The geodistpy package is a versatile library for geospatial calculations, offering various distance metrics and functionalities. It is built on the principles of geodesy and uses the WGS 84 coordinate system, making it suitable for a wide range of applications, from GPS tracking to geographical analysis.

Key Features

  • Blazing fast: ~0.4 µs per distance call — up to 171x faster than Geopy, 109x faster than Geographiclib
  • Parallel matrix computation: Up to 1,230x faster than Geopy for pairwise distance matrices using Numba parallel execution
  • Sub-millimeter accuracy: Vincenty's inverse formula with mean error of just 9 µm vs Geographiclib reference
  • Improved Great Circle: Andoyer-Lambert flattening correction reduces spherical approximation error by 700x (from ~13 km to ~19 m)
  • Edge case handling: Antipodal points, poles, date line crossings, and very short distances all handled correctly
  • Bearing & destination: Compute forward azimuth between points and find destination given start + bearing + distance (Vincenty inverse/direct pair)
  • Geodesic interpolation: Generate evenly-spaced waypoints and midpoints along geodesics for routing and visualization
  • Spatial queries: Point-in-radius filtering (geofencing) and k-nearest-neighbour search using exact ellipsoidal distances
  • Multiple ellipsoids: Built-in support for WGS-84, GRS-80, Airy 1830, Intl 1924, Clarke 1880, GRS-67, or pass any custom (a, f) tuple

Quick Example

from geodistpy import geodist, bearing, destination, midpoint, geodesic_knn

# Define two coordinates (latitude, longitude)
berlin = (52.5200, 13.4050)
paris  = (48.8566, 2.3522)

# Distance
distance_km = geodist(berlin, paris, metric='km')
print(f"Distance: {distance_km:.1f} km")

# Bearing (forward azimuth)
b = bearing(berlin, paris)
print(f"Bearing: {b:.2f}°")

# Destination: travel 500 km due east from Berlin
lat, lon = destination(berlin, 90.0, 500, metric='km')
print(f"Destination: ({lat:.4f}, {lon:.4f})")

# Midpoint
mid = midpoint(berlin, paris)
print(f"Midpoint: ({mid[0]:.4f}, {mid[1]:.4f})")

# k-NN: find 2 nearest cities to Berlin
cities = [(48.8566, 2.3522), (51.5074, -0.1278), (40.7128, -74.006)]
idx, dists = geodesic_knn(berlin, cities, k=2, metric='km')
print(f"2 nearest: {idx}, distances: {dists.round(1)} km")

Using Different Ellipsoids

All functions accept an optional ellipsoid parameter.

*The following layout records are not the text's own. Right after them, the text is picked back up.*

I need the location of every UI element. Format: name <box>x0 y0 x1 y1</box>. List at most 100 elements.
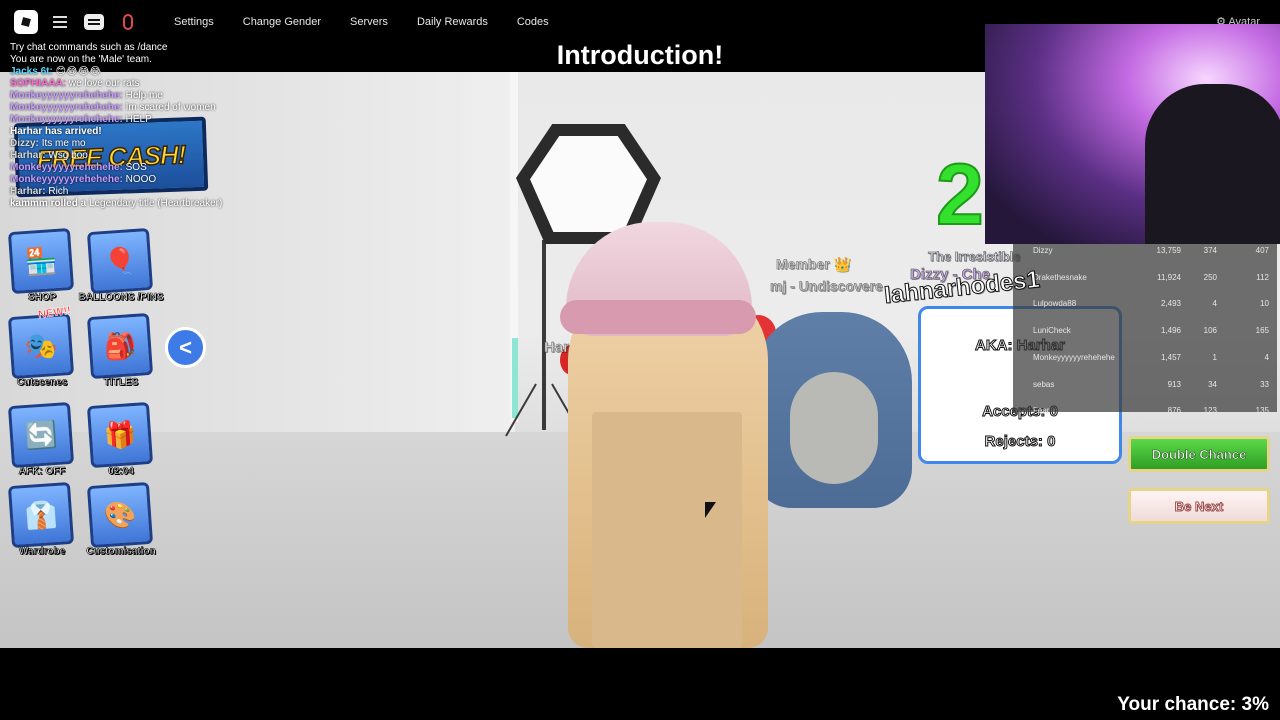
light-stand <box>542 240 546 430</box>
gift-timer-button[interactable]: 🎁 02:04 <box>86 401 154 477</box>
leaderboard-value: 4 <box>1212 299 1217 309</box>
chevron-left-icon: < <box>179 334 192 360</box>
leaderboard-value: 4 <box>1264 352 1269 362</box>
leaderboard-row: Fear 876 123 135 <box>1013 398 1277 424</box>
nametag-title: The Irresistible <box>928 249 1021 265</box>
chat-author: Dizzy: <box>10 138 39 149</box>
mask-icon: 🎭 <box>7 312 75 380</box>
leaderboard-name: LuniCheck <box>1033 326 1071 336</box>
chat-text: Wsg boo <box>48 150 88 161</box>
leaderboard-value: 106 <box>1203 326 1217 336</box>
chat-text: Help me <box>125 90 163 101</box>
roblox-logo-icon[interactable] <box>14 10 38 34</box>
microphone-icon[interactable] <box>116 10 140 34</box>
your-chance-label: Your chance: 3% <box>1117 694 1269 715</box>
chat-window: Try chat commands such as /dance You are… <box>10 42 290 210</box>
collapse-arrow-button[interactable]: < <box>165 327 206 368</box>
chat-author: Monkeyyyyyyrehehehe: <box>10 90 123 101</box>
chat-messages: Jacks 6t: 😊😂😂😂 SOPHIAAA: we love our rats… <box>10 66 290 210</box>
chat-message: Dizzy: Its me mo <box>10 138 290 150</box>
leaderboard-row: Monkeyyyyyyrehehehe 1,457 1 4 <box>1013 345 1277 371</box>
leaderboard-value: 33 <box>1260 379 1269 389</box>
chat-author: kammm rolled a <box>10 198 87 209</box>
streamer-silhouette <box>1145 84 1280 244</box>
balloons-pins-button[interactable]: 🎈 BALLOONS /PINS <box>78 227 164 303</box>
chat-message: Harhar: Rich <box>10 186 290 198</box>
chat-message: Jacks 6t: 😊😂😂😂 <box>10 66 290 78</box>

By default, WGS-84 is used:

from geodistpy import geodist, ELLIPSOIDS

# Use a named ellipsoid (GRS-80, Airy 1830, Intl 1924, Clarke 1880, GRS-67)
d = geodist(berlin, paris, metric='km', ellipsoid='GRS-80')
print(f"GRS-80 distance: {d:.1f} km")

# Use a custom (semi_major_axis, flattening) tuple
d = geodist(berlin, paris, ellipsoid=(6378137.0, 1/298.257223563))
print(f"Custom ellipsoid distance: {d:.1f} m")

# List all available ellipsoids
print(ELLIPSOIDS.keys())

License

The geodistpy project is licensed under the MIT License.